On the surface, many in-house productions appear promising, with star-studded casts and beloved screenwriters. But, turned around at lightning speed, new TV pilots take much less risk than the original in-house efforts like Orange is the New Black or House of Cards. They follow predictable storylines deemed profitable by the streaming data, promising just enough for you to click “Next Episode” and spend your Sunday on the couch.
While platforms worked to “scale” production to make themselves more resilient to financial losses, they didn’t expect the viewership to scale in tandem. However, our generations proved them wrong: increasing loneliness combined with rampant political burnout paved the way for our generation’s persistent cravings for new content at the drop of a hat. 53% of Gen Z has traded political news for some form of escapism, including binge-watching.

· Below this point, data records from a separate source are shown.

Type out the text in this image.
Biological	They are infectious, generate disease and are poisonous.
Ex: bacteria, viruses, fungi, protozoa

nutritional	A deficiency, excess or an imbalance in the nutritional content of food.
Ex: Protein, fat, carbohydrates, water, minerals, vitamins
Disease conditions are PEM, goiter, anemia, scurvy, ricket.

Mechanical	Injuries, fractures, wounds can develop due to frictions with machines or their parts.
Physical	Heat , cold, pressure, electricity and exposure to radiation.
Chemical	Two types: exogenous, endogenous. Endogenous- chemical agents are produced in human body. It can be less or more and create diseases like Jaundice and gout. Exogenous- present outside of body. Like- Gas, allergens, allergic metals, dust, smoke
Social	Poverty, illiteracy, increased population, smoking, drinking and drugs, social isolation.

Times columnist James Poineowik argues that the sheer scale of TV production by streaming services, accompanied by an audience of young adults exhausted from watching the world crash and burn, has ushered in the reign of mid TV. While streaming platforms have monstrous budgets at their disposal to make gems like Succession ten times over, making another neighborhood crime show with a clueless girl-next-door and a semi-attractive detective promises more stable returns faster. There is comfort in predictability, both for the viewer and the producer. We watch what we’re familiar with: scripts that vaguely resemble another show, questions like “How did Idris Elba find himself stranded on a plane… again?”, and the good old couch bickering with friends on why the Golden Bachelor is SO much better than the original.
Mid isn’t just easy; it’s entertaining, too. There is a unique fun in questioning which writer decided Noah Centineo could survive infiltrating a Russian air base, wearing all-white with no gun. Despite binge-watching The Recruit in its entirety while writing a policy memo, I still don’t know how he walked out of that alive. That discourse extends beyond my living room: Our chronically online generation loves taking apart “The Netflix Curse” or simply an uncharacteristically mid finale on every social media platform at our disposal.
Perhaps, in a world of constant shock,“good enough” is a subconscious comfort. When you know what’s going to happen by episode 4, you can “turn off your brain,” as my friends like to call it. Whether it’s overly optimistic survival chances for Noah Centineo or another perfect shot of Conrad looking at Belly, predictable simplicity maybe just gives our brains some room to breathe, something light to talk about, or something to fill the silence as we go about our days.
So, do we even want good TV anymore? Has the purpose of TV shifted from steering American culture to serving as background noise while you get your daily TikTok digest? Or are we just too used to content that we have to drown out that we’ve begun to crave it? I might not be a marketing analyst or a psychologist, but with the legitimacy bestowed upon me by countless hours of good and bad TV, I can confidently say that I don’t know…but I will surely be tuning in for the fourth season of The Recruit when finals roll around.